There are two ways to let Claude reach things outside your repo, and they have different costs. MCP (Model Context Protocol) servers are rich integrations: run claude mcp add to connect issue trackers, databases, monitoring, or design tools, and Claude gets purpose-built tools for each. The catch is that every connected server loads its tool definitions into your context window, so each one you add eats into that budget.

Plain CLI tools avoid that cost entirely: they add nothing to context until the moment Claude runs them. So the rule of thumb: use a CLI when a good one exists, reach for MCP when it doesn't. In practice, install gh and Claude already knows how to create issues, open PRs, and read comments, no server needed; for unfamiliar tools, "use foo-cli --help to learn the tool, then use it to do X." Where MCP earns its context cost: Playwright for browser testing and UI verification, PostgreSQL/MySQL for direct schema queries, and Figma for design-to-code, things no CLI does well.

14. Use plugins to install it all at once

Plugins bundle skills, hooks, subagents, and MCP servers into a single installable unit. Run /plugin to browse the marketplace of community and Anthropic-published plugins. If you work in a typed language, a code intelligence plugin gives Claude precise symbol navigation and automatic error detection after edits.
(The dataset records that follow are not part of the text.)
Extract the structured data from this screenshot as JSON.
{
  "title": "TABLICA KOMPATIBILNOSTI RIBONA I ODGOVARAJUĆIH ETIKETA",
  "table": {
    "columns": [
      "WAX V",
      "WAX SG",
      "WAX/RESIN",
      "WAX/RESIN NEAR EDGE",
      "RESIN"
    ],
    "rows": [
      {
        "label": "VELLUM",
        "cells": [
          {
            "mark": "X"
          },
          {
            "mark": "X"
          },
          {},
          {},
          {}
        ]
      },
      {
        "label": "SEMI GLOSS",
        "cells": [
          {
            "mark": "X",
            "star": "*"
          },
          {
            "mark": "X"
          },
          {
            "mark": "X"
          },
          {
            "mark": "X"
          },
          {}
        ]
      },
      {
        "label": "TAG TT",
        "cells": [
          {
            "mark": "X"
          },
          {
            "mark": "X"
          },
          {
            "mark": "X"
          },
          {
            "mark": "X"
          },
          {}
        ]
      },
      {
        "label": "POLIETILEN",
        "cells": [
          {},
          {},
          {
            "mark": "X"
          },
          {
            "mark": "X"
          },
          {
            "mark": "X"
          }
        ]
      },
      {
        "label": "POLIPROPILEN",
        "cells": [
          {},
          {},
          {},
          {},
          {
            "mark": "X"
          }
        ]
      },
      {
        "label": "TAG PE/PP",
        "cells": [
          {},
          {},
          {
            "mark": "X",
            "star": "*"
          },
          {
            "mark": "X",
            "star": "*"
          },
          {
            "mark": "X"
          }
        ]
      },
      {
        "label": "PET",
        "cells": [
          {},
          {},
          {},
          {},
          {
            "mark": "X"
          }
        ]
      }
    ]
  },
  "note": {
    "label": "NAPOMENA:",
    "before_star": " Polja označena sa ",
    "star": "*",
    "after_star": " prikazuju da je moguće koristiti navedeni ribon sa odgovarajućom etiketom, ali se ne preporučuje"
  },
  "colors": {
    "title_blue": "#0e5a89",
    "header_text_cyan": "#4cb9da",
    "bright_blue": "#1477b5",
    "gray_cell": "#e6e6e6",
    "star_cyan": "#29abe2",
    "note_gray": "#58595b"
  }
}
15. Tune permissions to your risk tolerance

Three ways to stop clicking "approve" all day:

  • Auto mode - a classifier reviews commands and blocks only what looks risky.
  • /permissions allowlists - pre-approve commands you trust, like npm run lint.
  • /sandbox - OS-level restrictions, primarily around what Bash commands can reach. Note it doesn't automatically isolate every file operation, MCP server, or hook, so for genuinely untrusted or fully unattended work, run Claude inside a container, VM, or dedicated sandbox runtime instead.

Always keep a human in the loop for:

auth flows, payment logic, data mutations, and destructive database operations. A wrong auth scope or a migration that silently drops a column can cost you users, money, or trust, and no automated check catches every one.

16. Recognize the failure patterns

The kitchen-sink session

Unrelated tasks polluting one context. Fix: /clear.

Correcting over and over

Same issue, repeated nudges. Fix: after two failures, restart with a better prompt.

The over-specified CLAUDE.md

Rules get lost in noise. Fix: prune, or convert rules to hooks.

The trust-then-verify gap

Plausible code, unhandled edge cases. Fix: if you can't verify it, don't ship it.

The infinite exploration

"Investigate the codebase" with no boundary. Fix: scope it or send a subagent.

Know which lever you're pulling

A useful mental model for the extension mechanisms: CLAUDE.md and auto memory shape what Claude knows every session, skills change how it approaches a class of task, hooks enforce rules automatically at workflow checkpoints, MCP servers and CLI tools extend what it can reach, subagents and worktrees multiply how much it can do at once, and plugins package all of the above for one-command install.